Sudah setengah jam Lana berdiri di bawah pohon di muka sebuah rumah, Hari masih gelap, langit di ujuk timur masih memerah belum bersinar. Udara musim dingin membuat tubuhnya membeku. Ia tahu di dalam rumah itu dia akan merasa hangat dengan selimut tebal dan secangir teh. Mungkin tak perlu karena senyum dan sapaan akan membuat aliran darahnya menghangat. Seperti dulu. Sepuluh tahun yang lalu.
Kali ini, Kaki Lana masih kaku, tak mampu membawa tubuh dan tangannya mengetuk pintu. Jantungnya berdetak gelisah. Akhirnya ia melangkah menjauh berjalan ke arah matahari. Melihat jauh. Kampung ini tak banyak berubah, sawah di depan rumah masih sama dengan pohon pohon yang nyaris sama. Dimana dulu ia sering bermain petak umpet, bermain layang-layang, ah, masa kanak kanak adalah masa yang dirasa indah ketika dewasa.
Kenangan itu seperti baru kemarin, masih terasa dekat meski raga sudah pergi menjauh berjuta kilometer, melewati samudra, gunung, benua. Namun saat kaki Lana mengijak tanah kenangan itu berasal, ada rasa takut, merasa kerdil dan enggan. Apa ia terlanjur biasa menikmati siksa rindu hingga saat meluruhkan rindu itu ada penolakan dalam tubuhnya.
Ada ribuan kali tempat Lana berdiri sekarang, di pinggir sawah yang membentang hijau, ada sungai kecil dibawah sana dengan batu batu besar berserakan terbawa arus. Tempat dulu Lana kecil membantu ibu mencari batu, hadir dalam mimpi. Mimpi yang membuatnya terbangun dengan bercucuran keringat.
Dari jauh mata Lana menemukan seorang laki tua mungkin berumur 60 tahun atau lebih berjalan mengelilingi sawah, kadang berhenti sebentar dan mejeburkan kaki ke bawah padiyang  tumbuh hijau. Lana ingat betul apa yang dilakukan bapak tua itu, Seperti yang dilakukan Bapaknya setiap pagi setelah semalam bergadang di sawah untuk memperlancar perairan sampai membasahi seluruh hamparan padi yang baru tumbuh hijau bersama dengan rumput kecil-kecil yang harus dicabutin satu persatu agar padi tumbuh subur dan dua bulan lagi berbuah.

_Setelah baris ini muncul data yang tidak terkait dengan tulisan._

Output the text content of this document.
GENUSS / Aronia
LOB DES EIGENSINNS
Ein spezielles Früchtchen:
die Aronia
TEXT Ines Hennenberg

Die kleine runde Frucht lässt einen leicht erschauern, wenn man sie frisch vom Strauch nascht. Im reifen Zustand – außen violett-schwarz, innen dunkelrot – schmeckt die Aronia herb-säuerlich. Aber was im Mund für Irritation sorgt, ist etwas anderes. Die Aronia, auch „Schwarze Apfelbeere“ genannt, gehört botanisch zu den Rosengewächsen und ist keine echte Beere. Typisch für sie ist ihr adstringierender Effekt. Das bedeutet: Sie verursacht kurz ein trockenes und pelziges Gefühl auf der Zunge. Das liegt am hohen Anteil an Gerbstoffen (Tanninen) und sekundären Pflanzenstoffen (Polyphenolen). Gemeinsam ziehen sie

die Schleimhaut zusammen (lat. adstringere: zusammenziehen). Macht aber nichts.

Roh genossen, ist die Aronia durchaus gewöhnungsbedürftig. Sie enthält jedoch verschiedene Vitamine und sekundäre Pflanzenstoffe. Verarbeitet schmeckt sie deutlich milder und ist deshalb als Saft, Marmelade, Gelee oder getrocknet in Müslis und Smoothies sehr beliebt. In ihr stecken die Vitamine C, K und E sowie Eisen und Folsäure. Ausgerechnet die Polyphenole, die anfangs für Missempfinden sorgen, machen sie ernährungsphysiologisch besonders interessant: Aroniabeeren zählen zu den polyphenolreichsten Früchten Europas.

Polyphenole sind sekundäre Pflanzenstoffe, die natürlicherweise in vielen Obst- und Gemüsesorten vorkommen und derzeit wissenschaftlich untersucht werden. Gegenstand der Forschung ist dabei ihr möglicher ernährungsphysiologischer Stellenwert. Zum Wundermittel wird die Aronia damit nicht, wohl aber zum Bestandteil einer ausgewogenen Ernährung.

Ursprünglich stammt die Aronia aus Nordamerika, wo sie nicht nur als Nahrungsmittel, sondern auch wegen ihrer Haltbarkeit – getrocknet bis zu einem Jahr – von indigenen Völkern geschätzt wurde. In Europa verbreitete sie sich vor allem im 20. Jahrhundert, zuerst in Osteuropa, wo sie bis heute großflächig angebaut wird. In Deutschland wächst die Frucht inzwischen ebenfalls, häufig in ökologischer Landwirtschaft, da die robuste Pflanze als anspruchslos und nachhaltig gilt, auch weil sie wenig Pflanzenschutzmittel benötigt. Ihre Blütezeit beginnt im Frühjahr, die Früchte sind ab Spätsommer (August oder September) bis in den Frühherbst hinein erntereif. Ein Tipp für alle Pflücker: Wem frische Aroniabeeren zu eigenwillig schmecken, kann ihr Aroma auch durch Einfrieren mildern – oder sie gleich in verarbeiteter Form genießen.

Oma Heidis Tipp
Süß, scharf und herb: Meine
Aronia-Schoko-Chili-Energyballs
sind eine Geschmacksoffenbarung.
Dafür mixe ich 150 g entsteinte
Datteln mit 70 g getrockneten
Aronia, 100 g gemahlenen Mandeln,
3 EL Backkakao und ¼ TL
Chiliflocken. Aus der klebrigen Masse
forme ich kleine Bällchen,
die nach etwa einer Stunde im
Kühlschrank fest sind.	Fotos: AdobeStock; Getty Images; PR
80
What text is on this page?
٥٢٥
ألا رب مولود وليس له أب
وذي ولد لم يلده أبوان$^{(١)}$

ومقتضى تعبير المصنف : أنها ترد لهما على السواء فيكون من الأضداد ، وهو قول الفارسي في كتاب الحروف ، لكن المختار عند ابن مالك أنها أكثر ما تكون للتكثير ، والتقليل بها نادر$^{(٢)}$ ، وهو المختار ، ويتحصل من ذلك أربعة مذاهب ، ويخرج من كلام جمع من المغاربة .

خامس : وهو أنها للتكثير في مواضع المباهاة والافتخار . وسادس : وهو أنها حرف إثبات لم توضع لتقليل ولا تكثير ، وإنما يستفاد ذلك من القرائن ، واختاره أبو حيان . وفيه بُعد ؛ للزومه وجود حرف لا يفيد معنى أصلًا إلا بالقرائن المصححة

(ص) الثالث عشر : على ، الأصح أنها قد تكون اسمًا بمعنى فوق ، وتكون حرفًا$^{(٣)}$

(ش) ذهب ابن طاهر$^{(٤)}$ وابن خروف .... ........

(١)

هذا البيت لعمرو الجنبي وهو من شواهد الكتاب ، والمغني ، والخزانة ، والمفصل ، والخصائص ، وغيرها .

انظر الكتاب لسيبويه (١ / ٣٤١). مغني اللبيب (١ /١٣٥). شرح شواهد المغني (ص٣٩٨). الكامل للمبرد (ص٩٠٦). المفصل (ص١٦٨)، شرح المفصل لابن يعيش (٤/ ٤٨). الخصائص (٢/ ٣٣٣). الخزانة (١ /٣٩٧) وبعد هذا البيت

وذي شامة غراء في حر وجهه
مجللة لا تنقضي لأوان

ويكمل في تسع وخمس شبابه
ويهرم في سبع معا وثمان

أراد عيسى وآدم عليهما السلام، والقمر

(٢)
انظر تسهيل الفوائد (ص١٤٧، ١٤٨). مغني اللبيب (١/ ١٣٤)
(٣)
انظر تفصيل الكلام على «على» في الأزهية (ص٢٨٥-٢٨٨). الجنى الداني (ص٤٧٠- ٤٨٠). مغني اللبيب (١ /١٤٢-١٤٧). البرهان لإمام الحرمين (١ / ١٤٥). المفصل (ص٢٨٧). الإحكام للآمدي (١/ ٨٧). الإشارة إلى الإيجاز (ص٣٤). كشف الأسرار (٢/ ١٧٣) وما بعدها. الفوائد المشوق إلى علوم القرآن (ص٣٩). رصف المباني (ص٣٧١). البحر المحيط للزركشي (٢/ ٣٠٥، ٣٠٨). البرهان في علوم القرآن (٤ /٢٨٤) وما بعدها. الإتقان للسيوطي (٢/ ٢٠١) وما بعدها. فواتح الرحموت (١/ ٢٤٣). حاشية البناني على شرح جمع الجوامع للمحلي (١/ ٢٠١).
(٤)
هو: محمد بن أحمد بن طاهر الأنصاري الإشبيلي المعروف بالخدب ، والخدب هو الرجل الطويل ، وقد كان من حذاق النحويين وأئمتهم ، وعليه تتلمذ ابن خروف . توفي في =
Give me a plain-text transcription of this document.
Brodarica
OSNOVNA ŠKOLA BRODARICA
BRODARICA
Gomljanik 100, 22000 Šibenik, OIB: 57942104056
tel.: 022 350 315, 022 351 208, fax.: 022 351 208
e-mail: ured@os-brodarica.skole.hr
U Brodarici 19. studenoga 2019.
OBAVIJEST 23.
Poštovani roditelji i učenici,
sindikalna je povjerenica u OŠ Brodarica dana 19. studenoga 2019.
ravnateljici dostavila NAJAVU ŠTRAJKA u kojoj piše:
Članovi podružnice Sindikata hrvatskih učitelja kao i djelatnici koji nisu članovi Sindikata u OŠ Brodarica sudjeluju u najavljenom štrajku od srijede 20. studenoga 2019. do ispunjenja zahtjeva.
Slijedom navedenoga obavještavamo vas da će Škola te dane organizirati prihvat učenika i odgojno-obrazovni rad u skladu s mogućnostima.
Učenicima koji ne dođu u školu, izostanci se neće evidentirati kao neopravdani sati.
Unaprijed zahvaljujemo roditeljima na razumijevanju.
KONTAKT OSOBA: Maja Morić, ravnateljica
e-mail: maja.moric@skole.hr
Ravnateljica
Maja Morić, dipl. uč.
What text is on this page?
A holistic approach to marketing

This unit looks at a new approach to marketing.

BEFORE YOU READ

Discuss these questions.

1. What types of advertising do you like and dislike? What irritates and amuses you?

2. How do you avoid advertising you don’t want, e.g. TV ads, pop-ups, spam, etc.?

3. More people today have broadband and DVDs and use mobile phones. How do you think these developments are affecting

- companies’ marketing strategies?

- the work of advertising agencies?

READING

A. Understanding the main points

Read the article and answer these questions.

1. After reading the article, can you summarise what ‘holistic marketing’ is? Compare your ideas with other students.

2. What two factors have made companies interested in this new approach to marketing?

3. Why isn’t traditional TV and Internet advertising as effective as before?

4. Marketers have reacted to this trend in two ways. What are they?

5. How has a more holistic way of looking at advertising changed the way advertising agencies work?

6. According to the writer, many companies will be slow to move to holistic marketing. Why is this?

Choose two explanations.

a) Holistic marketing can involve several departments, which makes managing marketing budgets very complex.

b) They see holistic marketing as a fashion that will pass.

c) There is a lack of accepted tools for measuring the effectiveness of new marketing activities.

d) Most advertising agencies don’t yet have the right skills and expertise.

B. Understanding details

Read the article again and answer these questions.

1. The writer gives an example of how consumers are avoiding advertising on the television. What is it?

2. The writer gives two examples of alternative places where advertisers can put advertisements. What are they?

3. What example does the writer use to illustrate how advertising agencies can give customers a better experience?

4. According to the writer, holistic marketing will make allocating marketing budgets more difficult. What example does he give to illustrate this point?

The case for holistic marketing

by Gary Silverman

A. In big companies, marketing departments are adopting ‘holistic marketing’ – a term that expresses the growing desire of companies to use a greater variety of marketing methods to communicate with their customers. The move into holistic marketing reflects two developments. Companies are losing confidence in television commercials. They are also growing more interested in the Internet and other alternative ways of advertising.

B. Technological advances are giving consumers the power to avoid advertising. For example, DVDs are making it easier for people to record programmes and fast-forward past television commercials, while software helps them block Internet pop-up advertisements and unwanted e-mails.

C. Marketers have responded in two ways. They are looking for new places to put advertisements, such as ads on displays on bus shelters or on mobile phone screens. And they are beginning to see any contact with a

Lana kecil yang sering dipanggil Ila oleh Bapak dan Ibu sering ikut ke sawah mencabut rumbut, Namun Lana tak pernah telaten seperti ibunya, tak sampai tiga puluh menit sudah bosan dan memilih bermain air. Ia juga tak bisa mencabut rumput sebanyak ibunya yang sabar, cepat dan tak kenal lelah berjongkoh dengan tangan gesit merauk rumput.
Kadang Lana merasa seperti ibunya tapi jika melihat masa lalunya dan ketidakmampuannya melakukan apa yang dilakukan ibunya, Lana minder dan mau tak mau harus mengakui, Ia tak sesabar, berbakat dan tekun serta kreatif seperti ibu.
Ibu yang jari-jarinya cekatan mengayam, membuat tikar ayaman dari mendong, ibu yang pandai memasak dan membuatkan teh manis atau pahit yang pas dan nikmat. Ibu yang anggun berkebaya ketika di tempat pernikahan tetangga. Tak pernah dandan di salon dan hanya bersoleh sendiri di rumah dengan olesan bedak dan lipstik merah tipis sudah tampak menawan. Selalu mewiru jarik yang dipakai sendiri dan memasang sanggul di kepalanya sendiri yang tak pernah Lana kuasai.
Ah, Bukanya penyesalan itu adanya dibelakang, Lana yang dulu tak pernah menganggap itu penting atau selalu mengira masih ada hari esok dan selalu percaya Ibu akan hidup seribu tahun lamanya, seperti kata penyair besar Chairil Anwar.
Ada suara getar di saku kantong Lana bersama terbitnya sinar kuning yang perlahan demi perlahan menyapa merahnya langit ujang timur.